Les Triaboliques is a group whose entire existance is a study in patience and perserverance. This collaboration between Ben Mandelson, Lu Edmonds, and Justin Adams is the culmination of a decades-long exhaustive quest to absorb and utilize the planet's panoply of sound. Having done this individually for ages, it only made sense that these artists would allow their paths to cross, would record together, and that their album, rivermudtwilight would see the light of day.

rivermudtwilight is an album that while mostly composed by this British trio sounds as if it were on a worldwide excursion to exotic locales. Using both traditional and non-traditional/exotic instrumentation as well as vocals in various languages, Les Triaboliques has put together an album that feels about as British as Outer Mongolia. Intimate and quiet, rivermudtwilight represents a global trek of predominantly acoustic music that only occasionally hints at it's origin. With middle eastern, Balkan, and eastern European influences running through out so much of what Les Triaboliques play their sound is truly unique because of how it all blends together so seamlessly. See their awesome version of the Animals classic, "Don't Let Me Be Misunderstood," for a fine example of this. Here's a song that even your grandmother knows but thanks to these guys unique talent and years of experience they create something that sounds practically foreign and new; it's brilliant stuff.

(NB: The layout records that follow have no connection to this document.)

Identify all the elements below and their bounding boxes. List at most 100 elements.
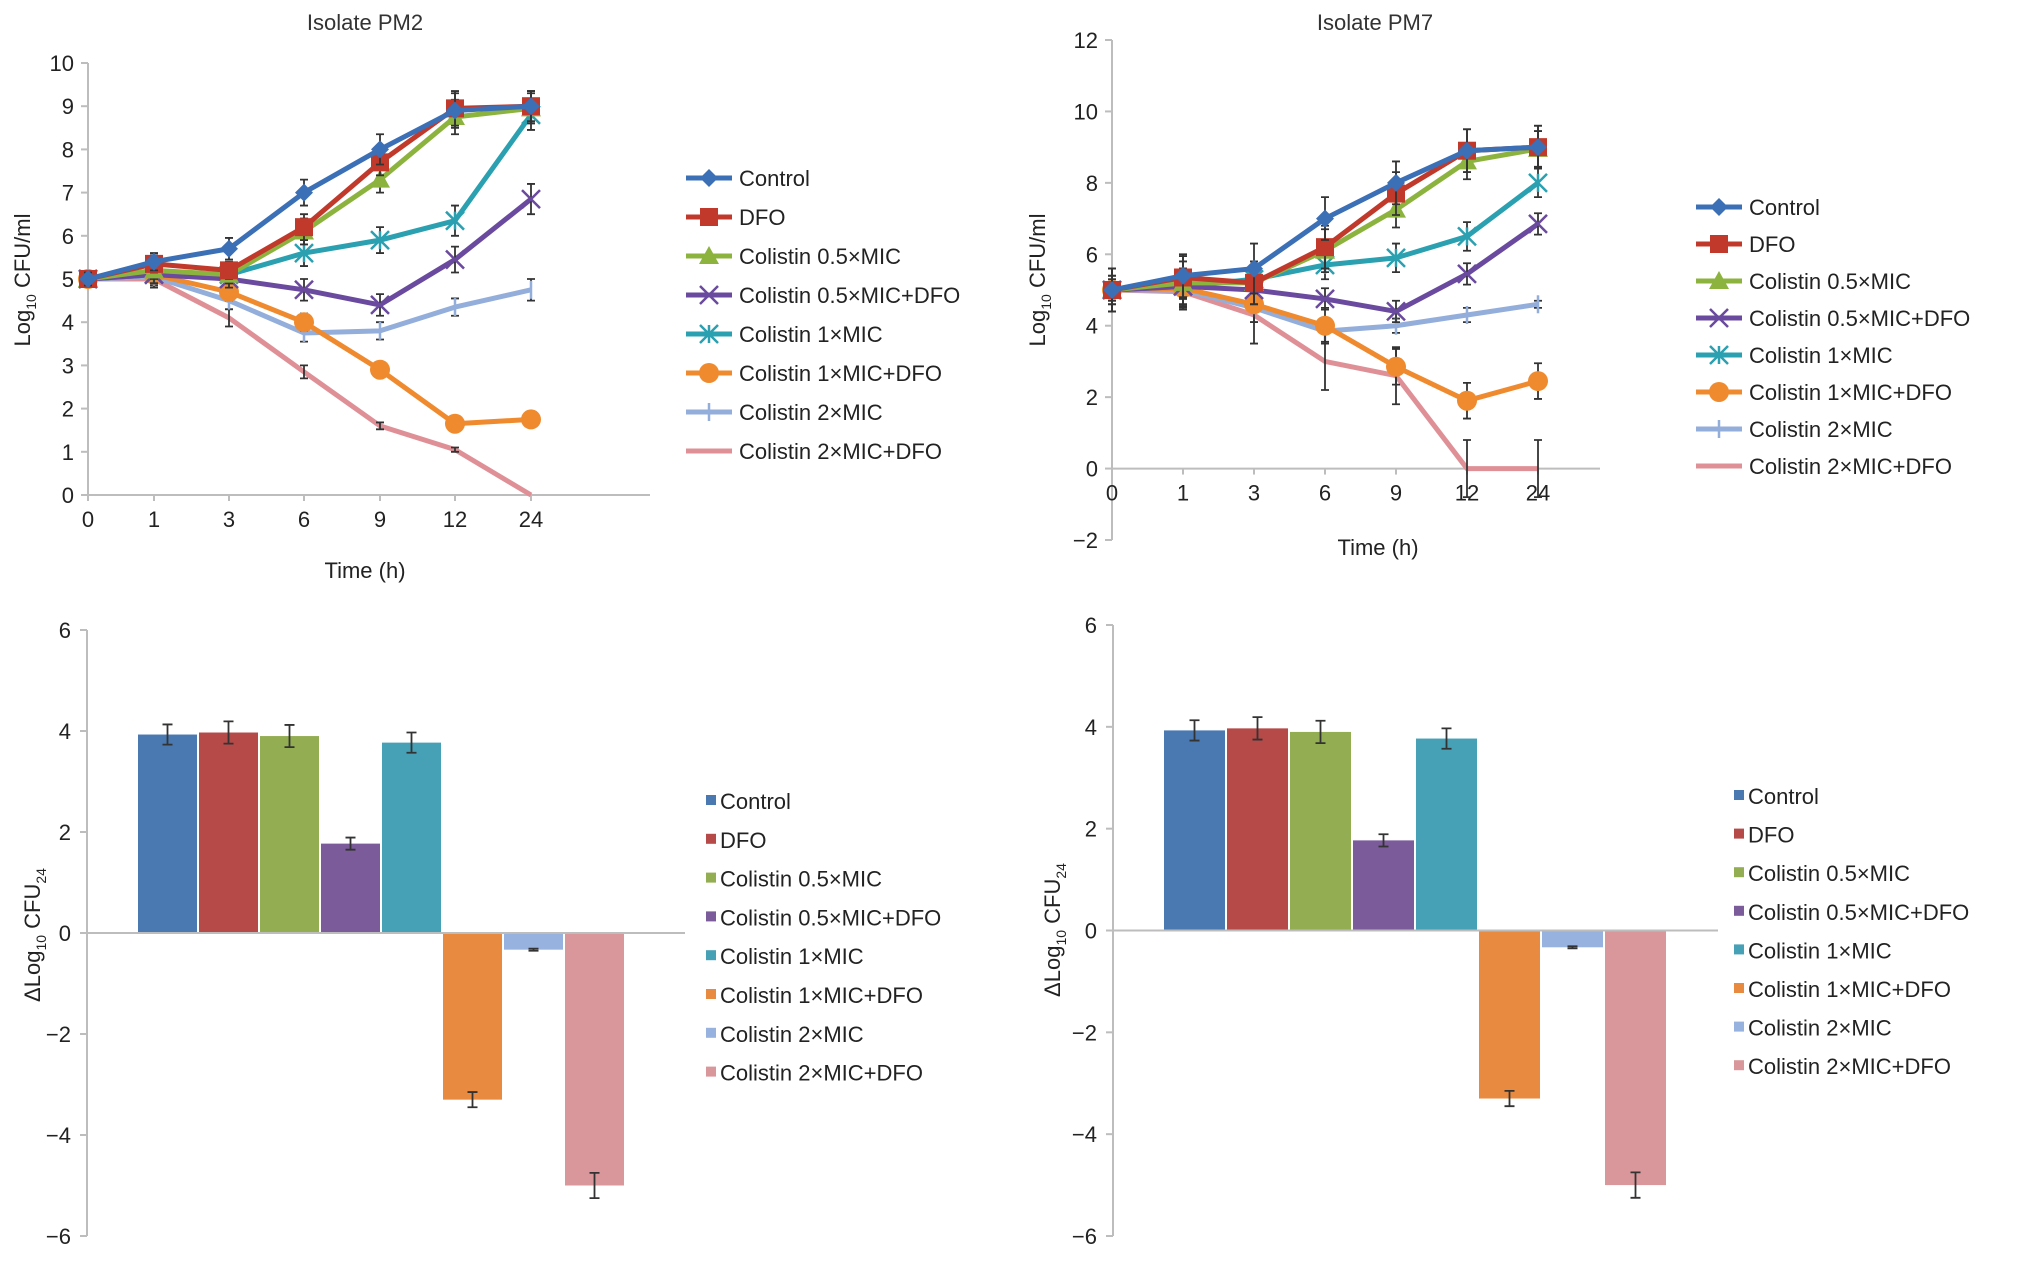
legend-label: Colistin 1×MIC — [1748, 938, 1892, 963]
legend-label: Colistin 2×MIC+DFO — [1749, 454, 1952, 479]
bar — [1479, 930, 1540, 1099]
x-tick-label: 12 — [443, 507, 467, 532]
data-point — [521, 409, 541, 430]
legend-item: Colistin 0.5×MIC — [1734, 861, 1910, 886]
legend-marker — [699, 363, 719, 383]
legend-item: Colistin 0.5×MIC+DFO — [1696, 306, 1970, 331]
x-tick-label: 3 — [1248, 481, 1260, 506]
bar — [504, 933, 563, 950]
y-axis-label: Log10 CFU/ml — [1025, 214, 1054, 347]
legend-item: DFO — [1696, 232, 1795, 257]
legend-label: Colistin 0.5×MIC — [1748, 861, 1910, 886]
y-tick-label: 7 — [62, 181, 74, 206]
legend-item: Colistin 2×MIC+DFO — [1696, 454, 1952, 479]
legend: Control DFO Colistin 0.5×MIC Colistin 0.5×M… — [1734, 784, 1969, 1079]
legend-swatch — [706, 872, 716, 883]
y-tick-label: 4 — [1086, 314, 1098, 339]
x-axis-label: Time (h) — [1337, 535, 1418, 560]
legend-item: Colistin 1×MIC+DFO — [706, 983, 923, 1008]
y-tick-label: 6 — [1085, 613, 1097, 638]
y-axis-label-subscript: 10 — [23, 294, 39, 310]
legend-marker — [699, 246, 719, 264]
data-point — [1528, 371, 1548, 392]
legend-swatch — [1734, 1060, 1744, 1071]
y-axis-label: ΔLog10 CFU24 — [1040, 863, 1069, 997]
legend-item: Colistin 2×MIC — [1734, 1016, 1892, 1041]
bar — [260, 736, 319, 933]
legend-label: Colistin 0.5×MIC+DFO — [1749, 306, 1970, 331]
y-axis-label-rest: CFU/ml — [1025, 214, 1050, 295]
error-bar — [1463, 439, 1471, 499]
legend-swatch — [1734, 944, 1744, 955]
y-tick-label: 4 — [1085, 715, 1097, 740]
legend-item: Colistin 2×MIC — [706, 1022, 864, 1047]
data-point — [370, 169, 390, 188]
y-tick-label: 8 — [62, 137, 74, 162]
y-axis-label-rest: CFU/ml — [10, 214, 35, 295]
x-tick-label: 6 — [298, 507, 310, 532]
data-point — [295, 183, 313, 202]
legend-item: Colistin 1×MIC — [686, 322, 883, 347]
legend-label: Colistin 1×MIC — [1749, 343, 1893, 368]
chart-title: Isolate PM7 — [1317, 10, 1433, 35]
x-tick-label: 3 — [223, 507, 235, 532]
y-tick-label: 2 — [62, 397, 74, 422]
legend-label: Colistin 2×MIC+DFO — [720, 1061, 923, 1086]
legend-item: Colistin 1×MIC — [706, 944, 864, 969]
legend-item: Colistin 2×MIC+DFO — [706, 1061, 923, 1086]
legend-label: DFO — [720, 828, 766, 853]
data-point — [220, 261, 238, 280]
legend: Control DFO Colistin 0.5×MIC Colistin 0.5×M… — [686, 166, 960, 464]
legend-item: Colistin 0.5×MIC — [686, 244, 901, 269]
legend-item: Colistin 1×MIC+DFO — [1734, 977, 1951, 1002]
legend-label: Colistin 2×MIC — [739, 400, 883, 425]
legend-label: Control — [720, 789, 791, 814]
y-tick-label: −2 — [46, 1022, 71, 1047]
y-tick-label: 4 — [59, 719, 71, 744]
y-tick-label: 10 — [1074, 99, 1098, 124]
y-tick-label: 1 — [62, 440, 74, 465]
legend-item: Colistin 0.5×MIC — [1696, 269, 1911, 294]
y-tick-label: 8 — [1086, 171, 1098, 196]
data-point — [145, 252, 163, 271]
legend-item: Colistin 0.5×MIC+DFO — [686, 283, 960, 308]
legend-label: DFO — [1748, 823, 1794, 848]
data-point — [1316, 209, 1334, 228]
y-tick-label: −6 — [1072, 1224, 1097, 1249]
y-tick-label: 2 — [1086, 385, 1098, 410]
legend-item: Control — [1696, 195, 1820, 220]
x-tick-label: 6 — [1319, 481, 1331, 506]
error-bar — [284, 724, 295, 749]
y-tick-label: 3 — [62, 353, 74, 378]
x-tick-label: 9 — [374, 507, 386, 532]
legend-label: Colistin 2×MIC — [1748, 1016, 1892, 1041]
data-point — [445, 413, 465, 434]
data-point — [1528, 214, 1548, 234]
legend-item: Colistin 0.5×MIC+DFO — [1734, 900, 1969, 925]
bar — [1164, 730, 1225, 931]
error-bar — [300, 364, 308, 380]
error-bar — [1567, 945, 1578, 950]
data-point — [446, 101, 464, 120]
legend-marker — [700, 208, 718, 226]
data-point — [1316, 238, 1334, 257]
error-bar — [1189, 719, 1200, 742]
legend-swatch — [706, 911, 716, 922]
data-point — [522, 97, 540, 116]
legend-item: Colistin 1×MIC — [1734, 938, 1892, 963]
x-tick-label: 0 — [1106, 481, 1118, 506]
legend-label: Colistin 0.5×MIC — [739, 244, 901, 269]
bar — [199, 732, 258, 933]
y-axis-label-subscript: 10 — [33, 935, 49, 951]
legend-marker — [1710, 198, 1728, 216]
y-tick-label: −2 — [1073, 528, 1098, 553]
legend-item: Colistin 1×MIC+DFO — [686, 361, 942, 386]
data-point — [1174, 266, 1192, 285]
x-tick-label: 24 — [519, 507, 543, 532]
error-bar — [376, 421, 384, 431]
legend-label: DFO — [739, 205, 785, 230]
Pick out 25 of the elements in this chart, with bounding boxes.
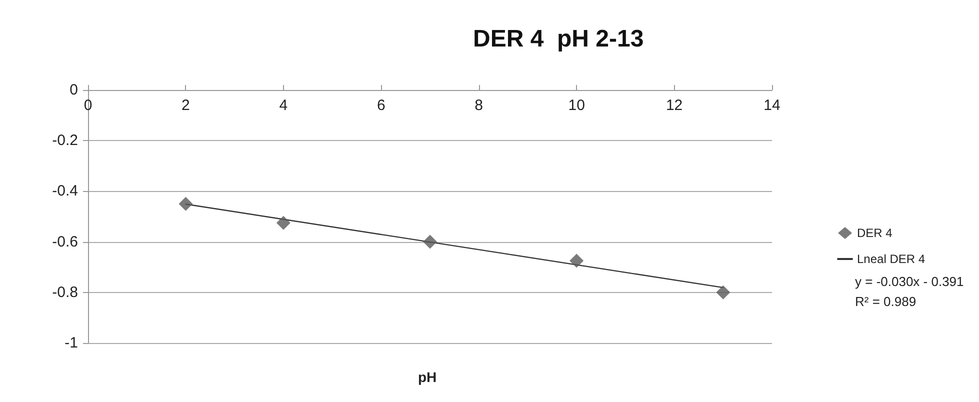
point (716, 285, 730, 300)
x-tick-label: 12 (666, 97, 683, 114)
x-tick-label: 10 (568, 97, 585, 114)
y-tick-label: -0.2 (52, 132, 78, 150)
point (276, 216, 290, 230)
legend-label: Lneal DER 4 (857, 252, 926, 266)
point (423, 234, 437, 249)
text: y = -0.030x - 0.391 (855, 274, 964, 289)
x-tick-label: 14 (764, 97, 780, 114)
chart-title: DER 4 pH 2-13 (473, 26, 644, 52)
x-tick-label: 0 (84, 97, 92, 114)
legend-label: DER 4 (857, 226, 893, 240)
x-tick-label: 4 (279, 97, 288, 114)
x-tick-label: 2 (182, 97, 190, 114)
y-tick-label: -0.4 (52, 182, 78, 200)
point (570, 254, 584, 268)
x-axis-title: pH (418, 369, 437, 385)
x-tick-label: 6 (376, 97, 386, 114)
point (178, 196, 193, 211)
y-tick-label: -0.8 (52, 284, 78, 301)
text: R² = 0.989 (855, 294, 916, 309)
y-tick-label: 0 (70, 82, 78, 98)
y-tick-label: -1 (64, 334, 78, 352)
y-tick-label: -0.6 (52, 233, 78, 250)
x-tick-label: 8 (474, 97, 484, 114)
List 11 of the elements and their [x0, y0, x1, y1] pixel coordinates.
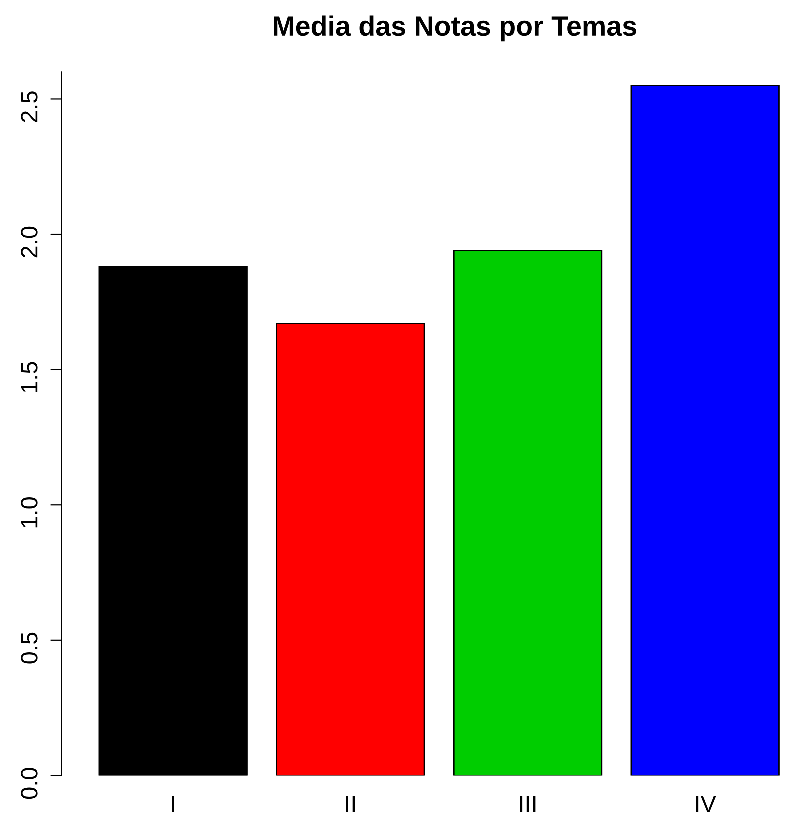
x-tick-label: IV	[696, 796, 716, 812]
y-tick-label: 0.0	[21, 768, 38, 800]
y-tick-label: 0.5	[21, 632, 38, 664]
x-tick-label: II	[346, 796, 356, 812]
y-tick-label: 2.5	[21, 92, 38, 122]
y-tick-label: 1.0	[21, 497, 38, 528]
x-tick-label: III	[520, 796, 536, 812]
y-tick-label: 2.0	[21, 226, 38, 258]
chart-title: Media das Notas por Temas	[274, 16, 636, 42]
y-tick-label: 1.5	[21, 362, 38, 392]
x-tick-label: I	[172, 796, 174, 812]
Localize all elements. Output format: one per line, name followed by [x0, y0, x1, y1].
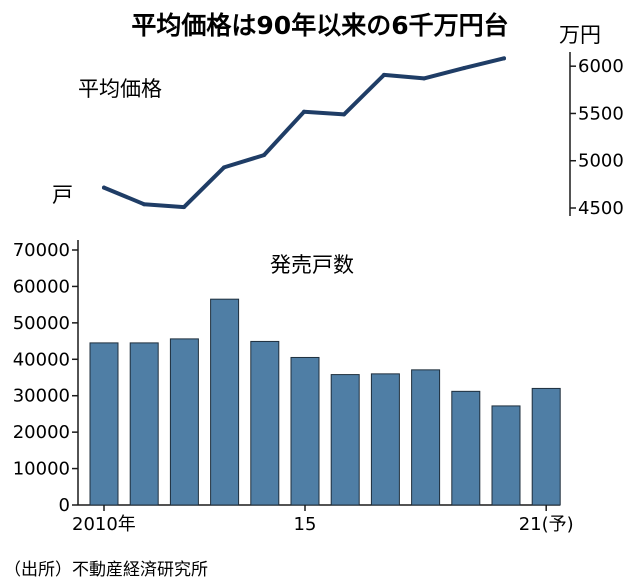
- sales-bar: [89, 342, 119, 506]
- sales-bar: [370, 373, 400, 506]
- price-point: [102, 185, 106, 190]
- price-line-chart: 万円 平均価格 戸 4500 5000 5500 6000: [52, 23, 624, 219]
- sales-bar: [210, 298, 240, 506]
- price-series-suffix: 戸: [52, 183, 73, 207]
- price-point: [222, 165, 226, 170]
- sales-bar-chart: 発売戸数 0 10000 20000 30000 40000 50000 60000 7000…: [13, 240, 574, 535]
- sales-bar: [330, 374, 360, 506]
- sales-bar: [491, 405, 521, 506]
- price-point: [262, 153, 266, 158]
- sales-xtick-label: 2010年: [72, 514, 136, 535]
- sales-bar: [250, 340, 280, 506]
- sales-tick-label: 30000: [13, 386, 70, 407]
- source-note: （出所）不動産経済研究所: [4, 560, 208, 580]
- sales-tick-label: 10000: [13, 459, 70, 480]
- sales-bar: [129, 342, 159, 506]
- price-axis-unit: 万円: [559, 23, 601, 47]
- sales-bar: [169, 338, 199, 506]
- price-line: [102, 56, 506, 210]
- chart-title: 平均価格は90年以来の6千万円台: [131, 11, 508, 40]
- price-tick-label: 5500: [578, 103, 624, 124]
- sales-bar: [451, 390, 481, 506]
- sales-tick-label: 0: [59, 495, 70, 516]
- sales-bar: [531, 387, 561, 506]
- price-tick-label: 4500: [578, 198, 624, 219]
- sales-tick-label: 40000: [13, 349, 70, 370]
- sales-tick-label: 50000: [13, 313, 70, 334]
- price-point: [142, 202, 146, 207]
- price-point: [462, 66, 466, 71]
- price-tick-label: 5000: [578, 151, 624, 172]
- price-tick-label: 6000: [578, 56, 624, 77]
- sales-series-label: 発売戸数: [270, 253, 354, 277]
- price-point: [342, 112, 346, 117]
- price-point: [182, 205, 186, 210]
- price-series-label: 平均価格: [78, 77, 162, 101]
- sales-tick-label: 20000: [13, 422, 70, 443]
- sales-tick-label: 70000: [13, 240, 70, 261]
- sales-tick-label: 60000: [13, 276, 70, 297]
- price-point: [502, 56, 506, 61]
- sales-bar: [290, 356, 320, 506]
- price-point: [422, 76, 426, 81]
- sales-bar: [411, 369, 441, 506]
- price-point: [302, 109, 306, 114]
- sales-xtick-label: 15: [294, 514, 317, 535]
- sales-xtick-label: 21(予): [519, 514, 574, 535]
- price-point: [382, 72, 386, 77]
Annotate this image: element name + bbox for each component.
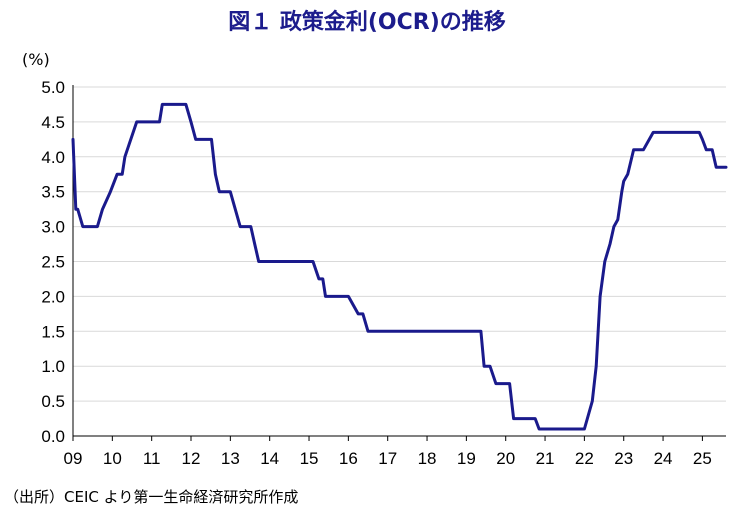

Much of the material that Les Triaboliques writes is like that, a musical convergence of things that are known and unusual into something that sounds fresh and mysterious. rivermudtwilight is a enthralling and curious record that never ceases to entertain. This is an album of experience and world wariness. In Justin Adams words, "I think it's a record that couldn't have been made by younger people. In the playing and singing you can feel the years of dusty bus rides, chaotic soundchecks, ecstatic concerts, mastery, and confusion in roughly equal measures, a warts and all portrait of gnarly mavericks." Truer words could not have been spoken. It may have taken an eternity to get Justin Adams and his cohorts together but it's been worth the wait. Let's just hope it doesn't take another eternity before they decide to cross paths again and record another album as Les Triaboliques.